46.

56.8K 3.5K 719
                                    

Sabahın köründe bölüm yükleyecek kadar seviyorum bu hayatı hdjdksk iyi okumalaaar ♥

"Düştüm mapus damlarınağ, öğüt veren bol oluuur. Toplasam o öğütleriii,  burdan bizim apartmana yol oluğr. Anam, babam, ninem ve Sedat dar günümde el olur.
Namus belasına gardaş, döktüğümüz kan biziğğmm"

İçine düştüğüm nezarethanenin, hemen karşısındaki masada oturan polis memuru içine derin bir nefes çekti. "Bir sus artık be kızım! Geldiğinden beri iki dakika susmadın." Ne var, şurada yanık sesimle iki şarkı söylesem sanki? Bu da mı suç? Gerçi, Ahmet'i dövmek niye suç onu da anlamadım şimdi? Hele Cemre salağı, insan bile değil. Oturduğum yerden kalkıp, demir parmaklıkları sımsıkı tutarak salladım. "Siz de, çıkarın o zaman beri buradan. Benim tek suçum adaleti sağlamak."
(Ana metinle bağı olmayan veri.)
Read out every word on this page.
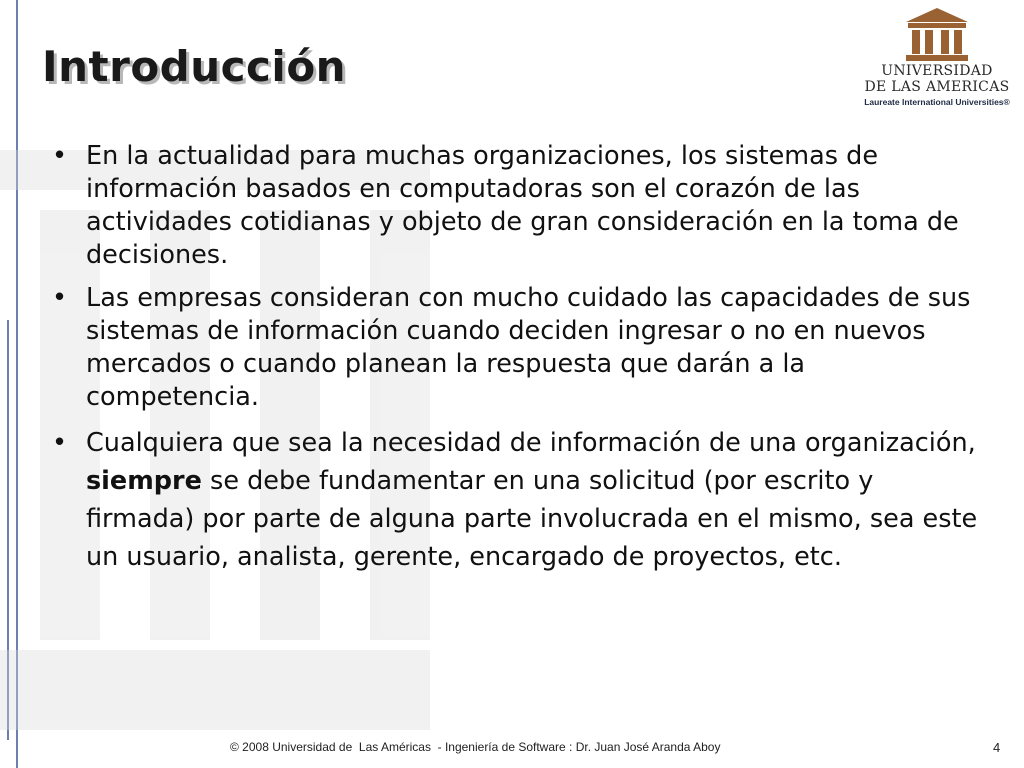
Introducción	UNIVERSIDAD
DE LAS AMERICAS
Laureate International Universities®
• En la actualidad para muchas organizaciones, los sistemas de información basados en computadoras son el corazón de las actividades cotidianas y objeto de gran consideración en la toma de decisiones.
• Las empresas consideran con mucho cuidado las capacidades de sus sistemas de información cuando deciden ingresar o no en nuevos mercados o cuando planean la respuesta que darán a la competencia.
• Cualquiera que sea la necesidad de información de una organización, siempre se debe fundamentar en una solicitud (por escrito y firmada) por parte de alguna parte involucrada en el mismo, sea este un usuario, analista, gerente, encargado de proyectos, etc.
© 2008 Universidad de  Las Américas  - Ingeniería de Software : Dr. Juan José Aranda Aboy	4
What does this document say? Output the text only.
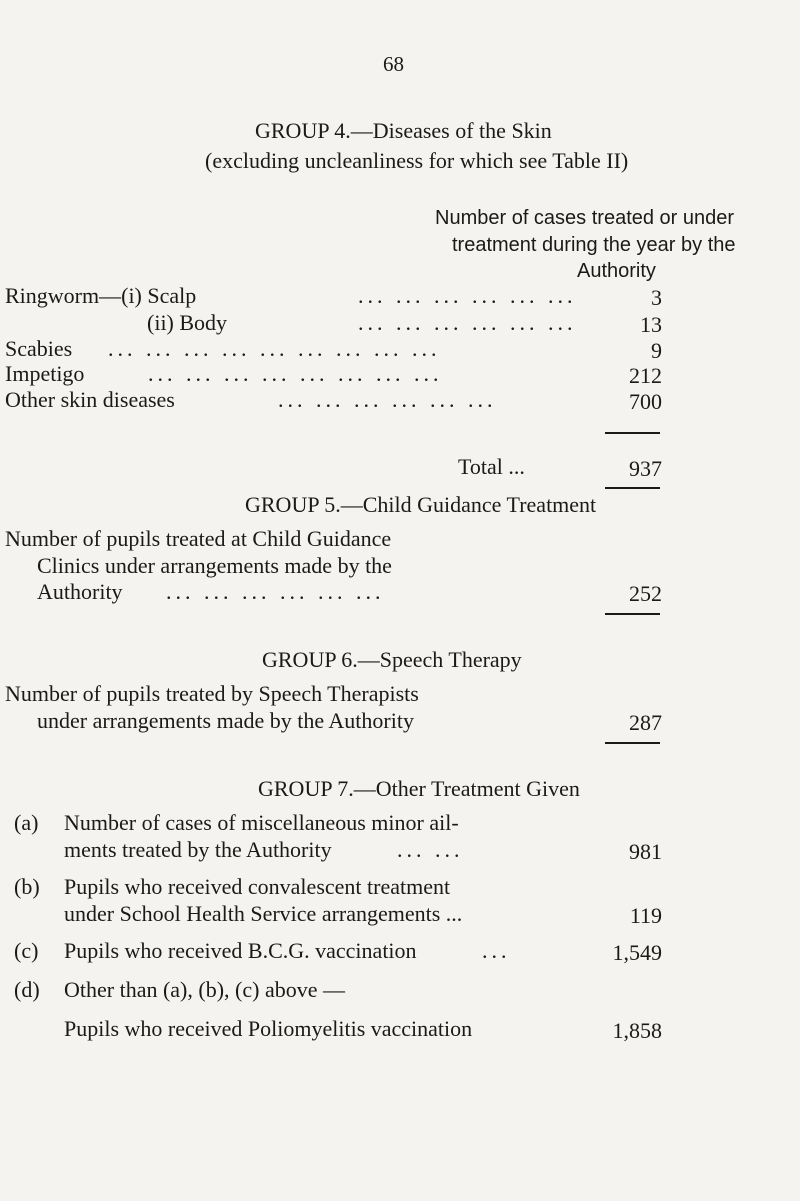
68
GROUP 4.—Diseases of the Skin
(excluding uncleanliness for which see Table II)
Number of cases treated or under
treatment during the year by the
Authority
Ringworm—(i) Scalp	... ... ... ... ... ...	3
(ii) Body	... ... ... ... ... ...	13
Scabies ... ... ... ... ... ... ... ... ...	9
Impetigo	... ... ... ... ... ... ... ...	212
Other skin diseases	... ... ... ... ... ...	700
Total ...	937
GROUP 5.—Child Guidance Treatment
Number of pupils treated at Child Guidance
Clinics under arrangements made by the
Authority ... ... ... ... ... ...	252
GROUP 6.—Speech Therapy
Number of pupils treated by Speech Therapists
under arrangements made by the Authority	287
GROUP 7.—Other Treatment Given
(a) Number of cases of miscellaneous minor ail-
ments treated by the Authority	... ...	981
(b) Pupils who received convalescent treatment
under School Health Service arrangements ...	119
(c) Pupils who received B.C.G. vaccination	...	1,549
(d) Other than (a), (b), (c) above —
Pupils who received Poliomyelitis vaccination	1,858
"Herkes kendi adaletini sağlarsa, ne olur bu ülkenin hâli hiç düşündün mü?" Saçımı kulağımın arkasına sıkıştırdım. "Ülke sanki çok normal de, düzeni bozan tek kişi benim komiserim." Arkamı dönüp, elimle nezarethanenin içini işaret ettim. "Görünüşe bakılırsa öyle galiba, burada niye benden başka kimse yok anasını satayım? Arka Sokaklar'da hiç böyle boş olmuyordu. Onlar, olay yerine hep yakın olduğu için mi acaba?"

"Devlet dairesindesin, laflarına dikkat et. Ayrıca burada dizi çekmiyoruz." Sanki anana sövdüm. Ne kızıyorsun? "Pardon komiserim." Oturduğu sandalyeyi döndürüp iyice kuruldu. "Ben, senin ifadeni okumadım daha. Niye dövdün bakayım o kızı?" Sakalını kaşıdıktan sonra güldü. "Hadi kızı geçtim de, sen bu çelimsiz halinle o adamı nasıl haklayıp küçük düşürdün?" Cüssemiz küçük, karakterimiz değil çok şükür.
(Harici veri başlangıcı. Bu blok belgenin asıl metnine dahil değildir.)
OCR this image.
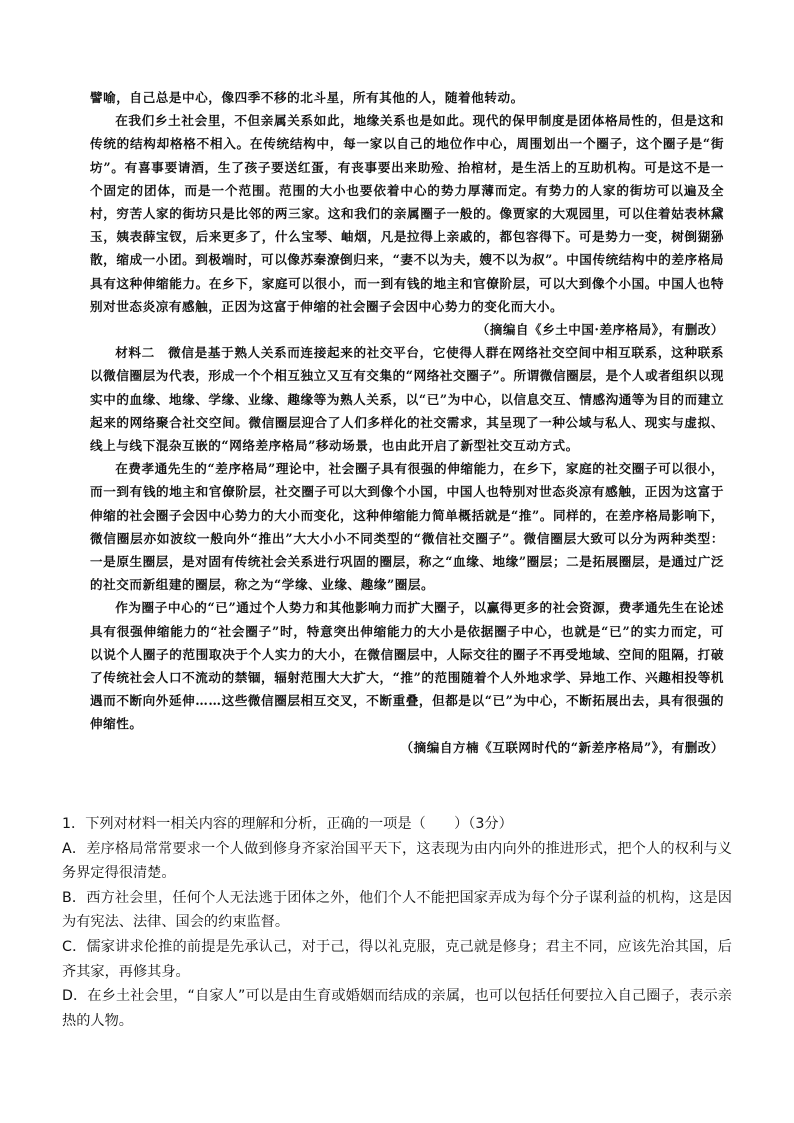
譬喻，自己总是中心，像四季不移的北斗星，所有其他的人，随着他转动。

在我们乡土社会里，不但亲属关系如此，地缘关系也是如此。现代的保甲制度是团体格局性的，但是这和传统的结构却格格不相入。在传统结构中，每一家以自己的地位作中心，周围划出一个圈子，这个圈子是“街坊”。有喜事要请酒，生了孩子要送红蛋，有丧事要出来助殓、抬棺材，是生活上的互助机构。可是这不是一个固定的团体，而是一个范围。范围的大小也要依着中心的势力厚薄而定。有势力的人家的街坊可以遍及全村，穷苦人家的街坊只是比邻的两三家。这和我们的亲属圈子一般的。像贾家的大观园里，可以住着姑表林黛玉，姨表薛宝钗，后来更多了，什么宝琴、岫烟，凡是拉得上亲戚的，都包容得下。可是势力一变，树倒猢狲散，缩成一小团。到极端时，可以像苏秦潦倒归来，“妻不以为夫，嫂不以为叔”。中国传统结构中的差序格局具有这种伸缩能力。在乡下，家庭可以很小，而一到有钱的地主和官僚阶层，可以大到像个小国。中国人也特别对世态炎凉有感触，正因为这富于伸缩的社会圈子会因中心势力的变化而大小。

（摘编自《乡土中国·差序格局》，有删改）

材料二　微信是基于熟人关系而连接起来的社交平台，它使得人群在网络社交空间中相互联系，这种联系以微信圈层为代表，形成一个个相互独立又互有交集的“网络社交圈子”。所谓微信圈层，是个人或者组织以现实中的血缘、地缘、学缘、业缘、趣缘等为熟人关系，以“已”为中心，以信息交互、情感沟通等为目的而建立起来的网络聚合社交空间。微信圈层迎合了人们多样化的社交需求，其呈现了一种公域与私人、现实与虚拟、线上与线下混杂互嵌的“网络差序格局”移动场景，也由此开启了新型社交互动方式。

在费孝通先生的“差序格局”理论中，社会圈子具有很强的伸缩能力，在乡下，家庭的社交圈子可以很小，而一到有钱的地主和官僚阶层，社交圈子可以大到像个小国，中国人也特别对世态炎凉有感触，正因为这富于伸缩的社会圈子会因中心势力的大小而变化，这种伸缩能力简单概括就是“推”。同样的，在差序格局影响下，微信圈层亦如波纹一般向外“推出”大大小小不同类型的“微信社交圈子”。微信圈层大致可以分为两种类型：一是原生圈层，是对固有传统社会关系进行巩固的圈层，称之“血缘、地缘”圈层；二是拓展圈层，是通过广泛的社交而新组建的圈层，称之为“学缘、业缘、趣缘”圈层。

作为圈子中心的“已”通过个人势力和其他影响力而扩大圈子，以赢得更多的社会资源，费孝通先生在论述具有很强伸缩能力的“社会圈子”时，特意突出伸缩能力的大小是依据圈子中心，也就是“已”的实力而定，可以说个人圈子的范围取决于个人实力的大小，在微信圈层中，人际交往的圈子不再受地域、空间的阻隔，打破了传统社会人口不流动的禁锢，辐射范围大大扩大，“推”的范围随着个人外地求学、异地工作、兴趣相投等机遇而不断向外延伸……这些微信圈层相互交叉，不断重叠，但都是以“已”为中心，不断拓展出去，具有很强的伸缩性。

（摘编自方楠《互联网时代的“新差序格局”》，有删改）

1．下列对材料一相关内容的理解和分析，正确的一项是（　　）（3分）

A．差序格局常常要求一个人做到修身齐家治国平天下，这表现为由内向外的推进形式，把个人的权利与义务界定得很清楚。

B．西方社会里，任何个人无法逃于团体之外，他们个人不能把国家弄成为每个分子谋利益的机构，这是因为有宪法、法律、国会的约束监督。

C．儒家讲求伦推的前提是先承认己，对于己，得以礼克服，克己就是修身；君主不同，应该先治其国，后齐其家，再修其身。

D．在乡土社会里，“自家人”可以是由生育或婚姻而结成的亲属，也可以包括任何要拉入自己圈子，表示亲热的人物。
"Şimdi komiserim, bu iki salak yüzünden ben sevdiğim adama kavuşamayacaktım az daha. Benim damarıma bastılar, ben de bir güzel kaşıdım ikisini. Siz olsanız ne yapardınız?" Ellerini ensesine götürüp gerindi. Yorgan atsaydın şuraya, çekinmeseydin. "Bir polis olarak, bunu söylemem ne kadar etik bilmem ama sanırım ben de kaşırdım."

"Ya hu, o zaman bırakın beni. Ne işim var benim burada?" Küçük bir kahkaha attı. "Ben yapardım dedim, devletin kanunları öyle demiyor. Yapmamalıydın yani." Oturduğum yere geri dönüp, hızlıca oturdum. "Yaptıklarımdan pişman değilim, aklım hâlâ yapamadıklarımda."

Biraz sonra içeri, simsiyah takım elbiseli bir adam ve onu içeri sürükleyen polis memuru girdi. Adamı yandaki nezarethaneye tıktıktan sonra, diğer polise bilgi verip gitti. Adama kaçamak bir bakış attım. Dizilerdeki mafyalara benziyordu, bu yüzden korkuyla köşeye sinip büzüştüm. "Allah kurtarsın bacım. Hayırdır, sen niye düştün buraya?" Yine korkuyla bakışlarımı adama çevirdim.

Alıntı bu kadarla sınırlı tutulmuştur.